Die Höhe der Aussetzung der Vollziehung der angegriffenen Feststellungsbescheide ist - entgegen der Ansicht des Antragstellers - jeweils auf den festzustellenden Gewinn zu begrenzen, der sich unter Berücksichtigung abgezinster Rückstellungsbeträge ermittelt. Rückstellungen sind nach § 6 Abs. 1 Nr. 3a Buchstabe e) Satz 1 EStG mit einem Zinssatz von 5,5 Prozent abzuzinsen, soweit - wie im Streitfall - weder verzinsliche noch - mangels zu einem späteren Zeitpunkt noch zu vollziehender Rechtsgeschäfte - auf einer Anzahlung oder Vorausleistung beruhende Verbindlichkeitsrückstellungen bestehen. Hierbei sind die streitigen Rückstellungen entsprechend der Laufzeit des einzelnen Lebensversicherungsvertrags abzuzinsen (vgl. Oberfinanzdirektion - OFD - Koblenz, Kurzinformation vom 25. Juli 2007 S 2137 A-St 31 4, [...]). Zu den einzelnen Laufzeiten der Lebensversicherungsverträge im Bestand ist von dem Antragsteller weder vorgetragen noch sind hierzu Anhaltspunkte aus den Akten ersichtlich. Zwar bleibt die Ermittlung des rückstellungsfähigen Betreuungsaufwands dem Hauptsacheverfahren vorbehalten.
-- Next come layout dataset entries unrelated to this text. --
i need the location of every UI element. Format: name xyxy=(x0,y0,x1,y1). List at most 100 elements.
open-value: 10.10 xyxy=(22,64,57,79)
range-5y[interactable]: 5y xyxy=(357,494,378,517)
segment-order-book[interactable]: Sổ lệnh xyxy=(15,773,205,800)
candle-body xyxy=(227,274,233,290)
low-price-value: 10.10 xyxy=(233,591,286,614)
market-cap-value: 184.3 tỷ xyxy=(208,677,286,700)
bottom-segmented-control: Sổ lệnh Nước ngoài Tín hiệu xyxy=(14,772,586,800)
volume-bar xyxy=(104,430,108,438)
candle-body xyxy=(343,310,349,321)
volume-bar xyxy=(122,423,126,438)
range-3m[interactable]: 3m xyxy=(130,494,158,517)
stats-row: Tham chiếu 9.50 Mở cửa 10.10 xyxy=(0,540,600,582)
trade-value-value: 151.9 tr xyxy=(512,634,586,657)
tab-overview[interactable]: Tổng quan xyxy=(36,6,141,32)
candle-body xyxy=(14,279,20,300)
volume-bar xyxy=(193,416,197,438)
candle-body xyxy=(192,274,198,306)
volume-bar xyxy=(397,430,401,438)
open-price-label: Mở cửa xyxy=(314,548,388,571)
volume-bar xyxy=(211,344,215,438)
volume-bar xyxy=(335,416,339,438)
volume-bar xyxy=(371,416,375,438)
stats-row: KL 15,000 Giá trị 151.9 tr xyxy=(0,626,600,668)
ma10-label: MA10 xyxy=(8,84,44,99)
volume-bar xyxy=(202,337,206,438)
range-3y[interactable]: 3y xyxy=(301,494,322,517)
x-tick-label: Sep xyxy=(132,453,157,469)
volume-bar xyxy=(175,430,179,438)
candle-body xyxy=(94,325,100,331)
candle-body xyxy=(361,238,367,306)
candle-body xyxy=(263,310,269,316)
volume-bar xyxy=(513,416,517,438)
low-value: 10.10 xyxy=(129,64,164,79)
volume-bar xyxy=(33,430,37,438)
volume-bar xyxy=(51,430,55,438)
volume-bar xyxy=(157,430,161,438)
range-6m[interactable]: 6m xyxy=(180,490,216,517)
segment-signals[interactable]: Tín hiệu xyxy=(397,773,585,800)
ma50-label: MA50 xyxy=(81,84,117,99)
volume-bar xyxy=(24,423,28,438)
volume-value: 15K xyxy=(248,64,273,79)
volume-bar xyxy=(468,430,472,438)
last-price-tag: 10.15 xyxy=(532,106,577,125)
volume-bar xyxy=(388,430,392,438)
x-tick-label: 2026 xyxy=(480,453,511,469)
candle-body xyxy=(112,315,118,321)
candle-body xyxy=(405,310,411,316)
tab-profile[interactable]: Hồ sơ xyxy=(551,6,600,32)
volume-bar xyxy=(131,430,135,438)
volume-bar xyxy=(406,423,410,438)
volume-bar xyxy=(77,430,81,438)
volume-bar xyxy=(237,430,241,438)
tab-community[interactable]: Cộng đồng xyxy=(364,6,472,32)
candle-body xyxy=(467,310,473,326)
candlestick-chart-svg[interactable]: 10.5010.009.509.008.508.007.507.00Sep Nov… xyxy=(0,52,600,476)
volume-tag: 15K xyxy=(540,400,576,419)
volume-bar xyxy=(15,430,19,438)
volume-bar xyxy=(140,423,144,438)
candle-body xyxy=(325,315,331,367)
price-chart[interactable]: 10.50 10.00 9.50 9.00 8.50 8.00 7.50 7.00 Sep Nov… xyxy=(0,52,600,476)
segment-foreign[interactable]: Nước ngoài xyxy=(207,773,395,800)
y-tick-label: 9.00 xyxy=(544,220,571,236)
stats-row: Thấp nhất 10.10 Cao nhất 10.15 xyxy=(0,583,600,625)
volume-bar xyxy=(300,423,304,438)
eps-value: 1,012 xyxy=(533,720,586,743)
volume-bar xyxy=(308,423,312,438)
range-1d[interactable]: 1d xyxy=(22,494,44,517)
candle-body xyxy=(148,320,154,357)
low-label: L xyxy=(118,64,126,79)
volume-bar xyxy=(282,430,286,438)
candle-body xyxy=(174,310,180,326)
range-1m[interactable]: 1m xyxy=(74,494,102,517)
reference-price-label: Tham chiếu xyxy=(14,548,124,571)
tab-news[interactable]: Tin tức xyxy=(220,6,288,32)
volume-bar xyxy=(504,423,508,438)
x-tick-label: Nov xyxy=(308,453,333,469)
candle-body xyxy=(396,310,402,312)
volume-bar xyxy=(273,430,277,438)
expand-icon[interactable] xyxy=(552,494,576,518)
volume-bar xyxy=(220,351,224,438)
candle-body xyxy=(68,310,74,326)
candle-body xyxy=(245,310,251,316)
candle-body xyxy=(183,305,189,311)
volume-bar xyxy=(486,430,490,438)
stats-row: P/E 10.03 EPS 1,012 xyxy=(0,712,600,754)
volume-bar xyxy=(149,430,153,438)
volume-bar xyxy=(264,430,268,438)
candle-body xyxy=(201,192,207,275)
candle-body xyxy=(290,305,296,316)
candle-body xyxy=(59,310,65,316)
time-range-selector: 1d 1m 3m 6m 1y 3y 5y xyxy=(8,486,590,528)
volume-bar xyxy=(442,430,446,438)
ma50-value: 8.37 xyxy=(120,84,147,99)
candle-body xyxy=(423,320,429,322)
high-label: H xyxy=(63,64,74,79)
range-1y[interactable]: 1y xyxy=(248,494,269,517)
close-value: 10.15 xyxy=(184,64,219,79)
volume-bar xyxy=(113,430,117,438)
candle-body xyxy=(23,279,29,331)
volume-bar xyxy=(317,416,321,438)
Der Senat, der bei seiner Entscheidung im Aussetzungsverfahren auf präsente Beweismittel beschränkt ist und dieser nur solche Tatsachen zugrunde legen kann, die sich entweder aus dem unstreitigen Sachvortrag oder zweifelsfrei aus dem Inhalt der vorgelegten Akten ergeben oder deren Vorbringen von dem Beteiligten, deren Vorbringen sich auf diese Tatsachen stützt, im Einzelnen glaubhaft gemacht wurde, schätzt jedoch für Zwecke des Verfahrens der Aussetzung der Vollziehung der angegriffenen Gewinnfeststellungsbescheide mangels näherer Angaben des Antragstellers die verbleibenden Laufzeiten der einzelnen Lebensversicherung im Bestand des Antragstellers mit durchschnittlich 15 Jahren. Hiernach sind die Rückstellungen mit dem Vervielfältiger "0,448" in den Bilanzen der Streitjahre anzusetzen (vgl. BMF-Schreiben vom 26. Mai 2005 IV B 2-S 2175-7/05, BStBl I 2005, 699, Tabelle 2). Die Bildung der Rückstellung zur Bestandspflege von bereits vermittelten Lebensversicherungen zum 31. Dezember 2003 ist in Höhe von 22.667 EUR (50.597 EUR x 0,448) und die Zuführung zum 31. Dezember 2004 in Höhe von 9.250 EUR (20.648 EUR x 0,448) der Gewinnfeststellung zugrunde zulegen. Dies führt im Feststellungszeitraum 2003 zu einem Gewinn in Höhe von 67.263 EUR (89.930 EUR ./. 22.667 EUR) und im Feststellungszeitraum 2004 zu einem Gewinn in Höhe von 76.151 EUR (85.401 EUR ./. 9.250 EUR).

Der Senat entscheidet nicht über die Anordnung einer Sicherheitsleistung. Über eine Sicherheitsleistung ist bei der Aussetzung der Vollziehung eines Grundlagenbescheids - wie im Streitfall - nach § 69 Abs. 3 Satz 1 FGO i. V. mit § 69 Abs. 2 Satz 6 FGO erst bei der Aussetzung des Folgebescheids zu entscheiden, wenn die Anordnung einer Sicherheitsleistung nicht ausdrücklich ausgeschlossen worden ist.

2.

Die Kostenentscheidung beruht auf § 136 Abs. 1 Satz 1 FGO. Die Kosten waren hiernach, wenn - wie im Streitfall - ein Beteiligter teils obsiegt und teils unterliegt, verhältnismäßig im Umfang des Obsiegens (31.917 EUR) und des Unterliegens (39.328 EUR) zu teilen.

3.

Die Beschwerde wird gem. § 128 Abs. 3 Satz 1 FGO nicht zugelassen. Revisionsgründe i. S. des § 115 Abs. 2 FGO, die für die Zulassung der Beschwerde gegen die Entscheidung über die Aussetzung der Vollziehung gem. § 128 Abs. 3 Satz 2 FGO entsprechend gelten, sind nicht ersichtlich.